What's odd is they're not hunting from some lofty perch, as owls are wont to do, diving after hapless prey with their deadly talons. These owls are hunting on the ground - walking, running, even stumbling around in the dusk after something, and when they find it, they hop.
There's something slightly off about the proportions of an owl that you might never notice except when you watch them walk. Their legs are either too short or too long, I can't decide. But they seem to teeter like those inflated dolls that you can't knock down.
They lurch about, bent over, studying the ground - and then they hop. One ungainly fellow was so intent upon his purpose, he bumped headlong into a tree and tumbled over. For something as majestic as a great horned owl - well, they must really fancy what they're after, to sacrifice their dignity like that.
What would cause them to behave in such an inglorious manner?

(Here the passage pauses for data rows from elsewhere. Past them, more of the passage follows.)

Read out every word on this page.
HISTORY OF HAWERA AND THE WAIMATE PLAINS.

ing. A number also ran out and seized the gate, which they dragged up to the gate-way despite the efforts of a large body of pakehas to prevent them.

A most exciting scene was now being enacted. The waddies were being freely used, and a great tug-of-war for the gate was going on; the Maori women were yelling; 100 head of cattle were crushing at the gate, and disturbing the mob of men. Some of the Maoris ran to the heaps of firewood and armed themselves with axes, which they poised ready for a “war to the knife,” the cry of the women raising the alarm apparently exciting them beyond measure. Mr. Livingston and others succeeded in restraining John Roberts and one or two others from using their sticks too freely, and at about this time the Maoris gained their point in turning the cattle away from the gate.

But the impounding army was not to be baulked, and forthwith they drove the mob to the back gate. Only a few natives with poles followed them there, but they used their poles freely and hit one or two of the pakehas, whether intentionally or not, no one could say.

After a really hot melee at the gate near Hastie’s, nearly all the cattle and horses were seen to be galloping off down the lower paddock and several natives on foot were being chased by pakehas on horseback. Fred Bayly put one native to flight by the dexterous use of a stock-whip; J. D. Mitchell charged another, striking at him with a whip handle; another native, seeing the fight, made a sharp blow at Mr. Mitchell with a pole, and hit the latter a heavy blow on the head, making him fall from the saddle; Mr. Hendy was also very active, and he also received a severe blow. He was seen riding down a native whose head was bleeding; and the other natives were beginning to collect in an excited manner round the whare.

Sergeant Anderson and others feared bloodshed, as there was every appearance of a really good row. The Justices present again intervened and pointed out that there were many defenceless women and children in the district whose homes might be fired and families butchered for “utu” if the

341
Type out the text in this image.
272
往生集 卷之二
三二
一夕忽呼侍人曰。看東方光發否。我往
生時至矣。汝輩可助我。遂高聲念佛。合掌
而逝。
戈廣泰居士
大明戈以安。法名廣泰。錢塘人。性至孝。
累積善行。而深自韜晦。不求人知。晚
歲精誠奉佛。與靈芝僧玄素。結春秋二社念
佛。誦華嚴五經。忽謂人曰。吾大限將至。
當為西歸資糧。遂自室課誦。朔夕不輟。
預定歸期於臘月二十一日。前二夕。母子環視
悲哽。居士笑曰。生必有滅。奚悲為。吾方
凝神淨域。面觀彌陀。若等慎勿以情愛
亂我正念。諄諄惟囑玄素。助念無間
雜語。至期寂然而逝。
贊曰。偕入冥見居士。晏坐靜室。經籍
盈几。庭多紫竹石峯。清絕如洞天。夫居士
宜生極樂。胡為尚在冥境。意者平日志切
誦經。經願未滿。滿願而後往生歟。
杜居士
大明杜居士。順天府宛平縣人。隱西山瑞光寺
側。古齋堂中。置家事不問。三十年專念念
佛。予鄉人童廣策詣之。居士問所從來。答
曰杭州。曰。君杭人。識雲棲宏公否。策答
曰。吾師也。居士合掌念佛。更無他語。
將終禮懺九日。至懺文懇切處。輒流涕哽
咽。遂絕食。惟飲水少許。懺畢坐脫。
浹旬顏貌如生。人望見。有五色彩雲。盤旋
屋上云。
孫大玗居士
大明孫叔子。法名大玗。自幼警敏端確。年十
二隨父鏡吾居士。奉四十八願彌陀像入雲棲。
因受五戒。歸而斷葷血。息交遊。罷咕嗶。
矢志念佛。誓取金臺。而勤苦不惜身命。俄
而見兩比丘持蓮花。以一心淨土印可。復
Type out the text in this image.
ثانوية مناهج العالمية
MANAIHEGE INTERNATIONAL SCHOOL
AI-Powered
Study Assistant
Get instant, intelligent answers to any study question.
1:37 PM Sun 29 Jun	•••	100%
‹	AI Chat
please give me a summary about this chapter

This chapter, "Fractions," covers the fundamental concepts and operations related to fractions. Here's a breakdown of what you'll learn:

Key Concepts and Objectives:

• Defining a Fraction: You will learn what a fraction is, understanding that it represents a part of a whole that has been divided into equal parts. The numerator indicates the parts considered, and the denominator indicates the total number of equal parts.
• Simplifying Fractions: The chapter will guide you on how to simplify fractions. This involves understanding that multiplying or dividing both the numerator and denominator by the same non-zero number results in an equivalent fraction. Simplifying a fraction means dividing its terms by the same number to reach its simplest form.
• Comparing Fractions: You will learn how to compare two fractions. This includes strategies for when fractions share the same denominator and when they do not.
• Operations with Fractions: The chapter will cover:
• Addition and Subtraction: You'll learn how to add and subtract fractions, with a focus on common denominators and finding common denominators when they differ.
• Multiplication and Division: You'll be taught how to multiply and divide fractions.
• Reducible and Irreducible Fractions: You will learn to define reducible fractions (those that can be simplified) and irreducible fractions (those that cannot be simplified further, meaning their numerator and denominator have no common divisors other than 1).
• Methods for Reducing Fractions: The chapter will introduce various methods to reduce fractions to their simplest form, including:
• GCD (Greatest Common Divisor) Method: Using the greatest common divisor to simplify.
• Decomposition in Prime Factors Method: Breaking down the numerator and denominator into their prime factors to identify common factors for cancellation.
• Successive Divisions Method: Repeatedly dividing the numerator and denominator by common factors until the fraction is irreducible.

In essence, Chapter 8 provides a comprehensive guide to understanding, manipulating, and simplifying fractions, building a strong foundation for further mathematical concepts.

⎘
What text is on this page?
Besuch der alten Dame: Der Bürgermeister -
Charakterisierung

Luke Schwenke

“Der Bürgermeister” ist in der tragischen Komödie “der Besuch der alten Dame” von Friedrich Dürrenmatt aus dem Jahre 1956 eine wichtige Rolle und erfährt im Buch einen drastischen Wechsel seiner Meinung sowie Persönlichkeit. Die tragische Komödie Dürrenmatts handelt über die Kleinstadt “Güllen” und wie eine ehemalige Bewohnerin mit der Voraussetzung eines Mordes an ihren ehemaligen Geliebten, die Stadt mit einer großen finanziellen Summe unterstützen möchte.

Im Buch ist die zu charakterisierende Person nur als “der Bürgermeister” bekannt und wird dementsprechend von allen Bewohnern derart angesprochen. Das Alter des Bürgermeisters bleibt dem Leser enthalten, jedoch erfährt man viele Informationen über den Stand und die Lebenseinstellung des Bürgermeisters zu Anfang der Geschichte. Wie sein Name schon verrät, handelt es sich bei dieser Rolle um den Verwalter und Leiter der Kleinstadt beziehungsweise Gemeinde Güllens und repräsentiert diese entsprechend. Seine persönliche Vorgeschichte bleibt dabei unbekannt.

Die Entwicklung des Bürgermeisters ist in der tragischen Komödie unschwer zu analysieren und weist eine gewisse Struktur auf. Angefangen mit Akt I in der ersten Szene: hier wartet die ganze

I don't know but it could be kangaroo rats. They're listed as food for the great horned owl, and I see kangaroo rats aplenty out here at night, hopping on their long hind legs down the road in the headlight beams. It seems appropriate, then, that the owls would be hopping after them.
Whatever it is, it puts the owls into a kind of trance, a type of concentration so intense they could ignore the presence of a crowd of people close by on the patio. Owls have a sense of hearing so acute, it's said they can hear the sound of a person's finger rubbing against another 50 yards away. We weren't half that distance - they must have heard us, they just didn't care.
Now lest you think I'm making mockery of a raptor of the highest order, let me tell you what I've learned of late, about the awesome owls.
Their eyes face straight ahead like ours do, but their eyeballs do not move. To improve their view and to better judge distance, they bob their heads up and down and side to side. This explains some of that wobbling around out there.
There's no truth to the rumor they can turn their heads all the way around. But they can turn far enough to look behind themselves, a flexibility that helps compensate for the fixed eyeballs.
Their ears are even stranger. Not those tufts of feathers that look like their ears - real owl ears are lower down. The strange thing is they don't match! Owl ears in most species are unequal in shape, size, and location. They might have a small ear near the top of their head on the left side, and a big ear lower down on the right. Their poor skulls look as though something went horribly wrong on the assembly line, but in fact it's all part of a wonderful plan: These asymmetrical ears allow an owl to locate sound on the vertical axis, a thing impossible for us. In other words, when those of us with matching ears hear a sound, we can identify the right and left of where it's coming from, but not the up and down. Only owls can do that.
Owl feet are notable, too. Their outer toe can rotate into several configurations: three toes forward and one back, two forward and two back- why those toes might be able to spell the alphabet, for all we know. Just know that you wouldn't want to see them coming toward you from above, especially if you're a kangaroo rat.
Now like I said, I can't be sure about the kangaroo rat as favorite food theory. But you've got to love whatever it is that takes up all that owl attention. With their mighty arsenal of adaptation aimed at tasty tidbits on the ground, these great horned owls perform an illuminating spectacle: the sight of a raptor in a rapturous pursuit.